The choice to play Sadie as a super-competent woman who's nonetheless defined by her inability to keep a man not only provides a midcentury update to hoary spinster tropes but also proves debilitating to McCambridge's work within the character. I love that Sadie's sexually adventurous, that she can turn a vicious phrase with wit and dexterity, that she's capable of falling in swoon with a wildly inappropriate person. But by portraying Sadie's distinctive character traits as aspects of a kind of gender confusion, Rossen (and McCambridge) transform most everything that's thrilling about the character into pathetic features of Sadie's tragedy as an overcompensating homely girl.
McCambridge herself actually contributes to this by offering a strangely disembodied performance in the role. While McCambridge's line readings are consistently superb -- the way she says "whom," the way her contemptous laugh burbles through a yelp of pain -- and a great many of her moments resonate with integrity, the radio actress's physicality remains unfortunately stiff and over-posed. Each turn of her head is a snap; every movement of her arms a jab. And while such a combination of resonant vocality and awkward physicality might have served the character of Sadie, this discrepant style unfortunately marks most of the performances in the film and does particular damage to McCambridge's work in the role of Sadie.
McCambridge's performance as Sadie delivers many vivid, and skillfully rendered, moments of clarity to this fascinating and prescient film. Yet, somehow, McCambridge's recurrent stiffness create a strangely discordant performance, as her Sadie lapses between electric clarity and indistinct cardboardness in scene after scene. I wanted to love this performance as much as I sometimes did in a specific moment, but ultimately I'm just confounded by the character of Sadie, largely because of Mercedes McCambridge's fascinating but erratic work in the role.

3 comments:

Unknown said...

Costumed in excellent (though outlandish) outfits that would likely best suit the Master of Ceremonies at the Lesbian Librarian Circus on Planet Fabulon...

Best line of the year!

Slayton said...

"I wanted to love this performance as much as I sometimes did in a specific moment"

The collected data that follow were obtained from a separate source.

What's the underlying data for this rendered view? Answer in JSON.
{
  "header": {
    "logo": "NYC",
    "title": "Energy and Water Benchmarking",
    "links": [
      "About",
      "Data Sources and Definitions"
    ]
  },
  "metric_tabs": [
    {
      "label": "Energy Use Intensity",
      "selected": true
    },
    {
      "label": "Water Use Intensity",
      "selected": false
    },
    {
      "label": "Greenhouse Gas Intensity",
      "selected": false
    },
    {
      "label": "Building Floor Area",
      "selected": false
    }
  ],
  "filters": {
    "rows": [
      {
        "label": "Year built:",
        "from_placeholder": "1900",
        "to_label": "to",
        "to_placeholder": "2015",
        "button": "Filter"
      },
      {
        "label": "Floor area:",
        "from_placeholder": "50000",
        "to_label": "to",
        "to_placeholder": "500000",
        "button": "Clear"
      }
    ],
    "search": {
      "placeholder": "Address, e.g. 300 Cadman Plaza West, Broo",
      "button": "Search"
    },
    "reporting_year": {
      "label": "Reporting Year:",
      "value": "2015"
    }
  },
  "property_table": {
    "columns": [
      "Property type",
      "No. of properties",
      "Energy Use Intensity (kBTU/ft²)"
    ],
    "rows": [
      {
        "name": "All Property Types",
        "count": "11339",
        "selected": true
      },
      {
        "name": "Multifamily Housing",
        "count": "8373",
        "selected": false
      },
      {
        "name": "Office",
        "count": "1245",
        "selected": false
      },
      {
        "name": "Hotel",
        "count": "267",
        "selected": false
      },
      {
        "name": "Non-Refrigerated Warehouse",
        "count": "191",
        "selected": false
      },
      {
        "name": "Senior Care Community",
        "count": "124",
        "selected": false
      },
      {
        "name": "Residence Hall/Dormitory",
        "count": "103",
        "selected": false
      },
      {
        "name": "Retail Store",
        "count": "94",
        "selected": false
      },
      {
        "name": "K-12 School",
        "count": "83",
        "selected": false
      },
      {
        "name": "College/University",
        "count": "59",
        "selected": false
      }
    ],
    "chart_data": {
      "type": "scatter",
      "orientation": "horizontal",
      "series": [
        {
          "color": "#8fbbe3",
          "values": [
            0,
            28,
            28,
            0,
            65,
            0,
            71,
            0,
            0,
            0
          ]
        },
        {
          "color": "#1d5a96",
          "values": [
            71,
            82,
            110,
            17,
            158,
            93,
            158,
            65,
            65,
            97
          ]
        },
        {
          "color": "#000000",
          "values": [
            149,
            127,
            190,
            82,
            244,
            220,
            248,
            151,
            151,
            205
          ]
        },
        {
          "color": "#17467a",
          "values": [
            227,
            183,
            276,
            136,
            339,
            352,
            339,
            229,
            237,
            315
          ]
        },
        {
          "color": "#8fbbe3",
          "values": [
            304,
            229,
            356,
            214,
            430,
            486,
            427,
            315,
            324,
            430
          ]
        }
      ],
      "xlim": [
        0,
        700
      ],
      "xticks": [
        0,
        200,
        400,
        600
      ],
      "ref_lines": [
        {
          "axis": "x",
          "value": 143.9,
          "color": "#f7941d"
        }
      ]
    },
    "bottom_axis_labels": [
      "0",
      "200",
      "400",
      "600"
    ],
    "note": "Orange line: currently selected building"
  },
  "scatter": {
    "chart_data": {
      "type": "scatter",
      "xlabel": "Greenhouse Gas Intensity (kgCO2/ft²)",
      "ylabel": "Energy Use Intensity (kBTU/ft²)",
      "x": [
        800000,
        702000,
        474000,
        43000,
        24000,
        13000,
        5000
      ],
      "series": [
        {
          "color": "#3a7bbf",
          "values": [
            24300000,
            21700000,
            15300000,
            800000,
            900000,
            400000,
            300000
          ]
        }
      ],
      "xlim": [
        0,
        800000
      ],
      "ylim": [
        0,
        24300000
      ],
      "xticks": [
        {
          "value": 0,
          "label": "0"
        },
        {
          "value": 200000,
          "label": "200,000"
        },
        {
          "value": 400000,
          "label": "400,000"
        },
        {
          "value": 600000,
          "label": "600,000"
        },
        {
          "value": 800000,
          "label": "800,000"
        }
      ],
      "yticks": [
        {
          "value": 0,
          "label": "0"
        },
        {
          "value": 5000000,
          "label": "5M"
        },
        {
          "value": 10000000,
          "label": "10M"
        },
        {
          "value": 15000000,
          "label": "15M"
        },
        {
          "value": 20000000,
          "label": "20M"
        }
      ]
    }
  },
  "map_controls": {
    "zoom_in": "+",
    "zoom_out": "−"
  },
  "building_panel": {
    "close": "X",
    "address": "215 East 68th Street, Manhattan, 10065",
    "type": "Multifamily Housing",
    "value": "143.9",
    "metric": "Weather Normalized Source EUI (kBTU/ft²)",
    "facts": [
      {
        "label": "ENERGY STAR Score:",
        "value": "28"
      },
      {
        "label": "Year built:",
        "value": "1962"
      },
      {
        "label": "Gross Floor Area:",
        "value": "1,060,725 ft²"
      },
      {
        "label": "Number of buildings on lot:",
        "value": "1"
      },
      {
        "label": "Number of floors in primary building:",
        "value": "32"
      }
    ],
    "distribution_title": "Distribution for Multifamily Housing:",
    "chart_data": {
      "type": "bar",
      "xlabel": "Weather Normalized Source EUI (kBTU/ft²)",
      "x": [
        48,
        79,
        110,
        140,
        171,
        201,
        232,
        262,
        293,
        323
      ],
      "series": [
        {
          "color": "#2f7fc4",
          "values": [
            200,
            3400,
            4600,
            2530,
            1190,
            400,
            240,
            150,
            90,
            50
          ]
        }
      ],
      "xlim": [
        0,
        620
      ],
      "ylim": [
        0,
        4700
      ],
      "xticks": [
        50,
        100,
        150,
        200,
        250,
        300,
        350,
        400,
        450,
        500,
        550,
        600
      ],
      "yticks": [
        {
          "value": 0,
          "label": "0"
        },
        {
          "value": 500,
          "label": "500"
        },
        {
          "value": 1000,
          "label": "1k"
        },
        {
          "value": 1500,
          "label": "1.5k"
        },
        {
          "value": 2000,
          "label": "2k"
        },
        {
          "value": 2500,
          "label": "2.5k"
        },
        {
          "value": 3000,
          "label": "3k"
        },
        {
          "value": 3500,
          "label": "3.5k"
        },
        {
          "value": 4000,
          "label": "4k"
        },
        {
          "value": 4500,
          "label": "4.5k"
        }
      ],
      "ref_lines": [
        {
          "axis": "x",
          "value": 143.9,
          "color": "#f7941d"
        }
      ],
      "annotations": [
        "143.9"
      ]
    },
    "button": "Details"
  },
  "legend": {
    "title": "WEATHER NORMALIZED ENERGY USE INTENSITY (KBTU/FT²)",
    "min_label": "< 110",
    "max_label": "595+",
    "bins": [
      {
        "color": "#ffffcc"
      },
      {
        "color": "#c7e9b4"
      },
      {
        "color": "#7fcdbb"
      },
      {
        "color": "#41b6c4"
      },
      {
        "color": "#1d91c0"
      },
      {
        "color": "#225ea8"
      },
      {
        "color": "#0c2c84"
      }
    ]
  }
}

That's exactly how I feel about this performance. On the whole, I would give it four hearts (if I was taking part in the Smackdown), but there were some problems.

One - I couldn't figure out whether she was wet for Burden (who she seemed to be staring at for the entire first half of the movie) or Stark until late in the movie.

Two - She started every single scene in the exact same pose.

Although I did love her line readings (when she's slapped... "Owww-oooo!").

And did anyone get a kick out of Joanne Dru's absolute terribleness here? The way she thrashes her head like a shark whenever John Ireland grabs her is classic. I love how 40s/50s men thought they had the license to bodily shake women whom they thought were getting out of hand.

Gustavo H.R. said...

Well mentioned, whip-smart.

Dru's overly dramatic "head movements" were much more distracting than any faults in McCambridge's performance.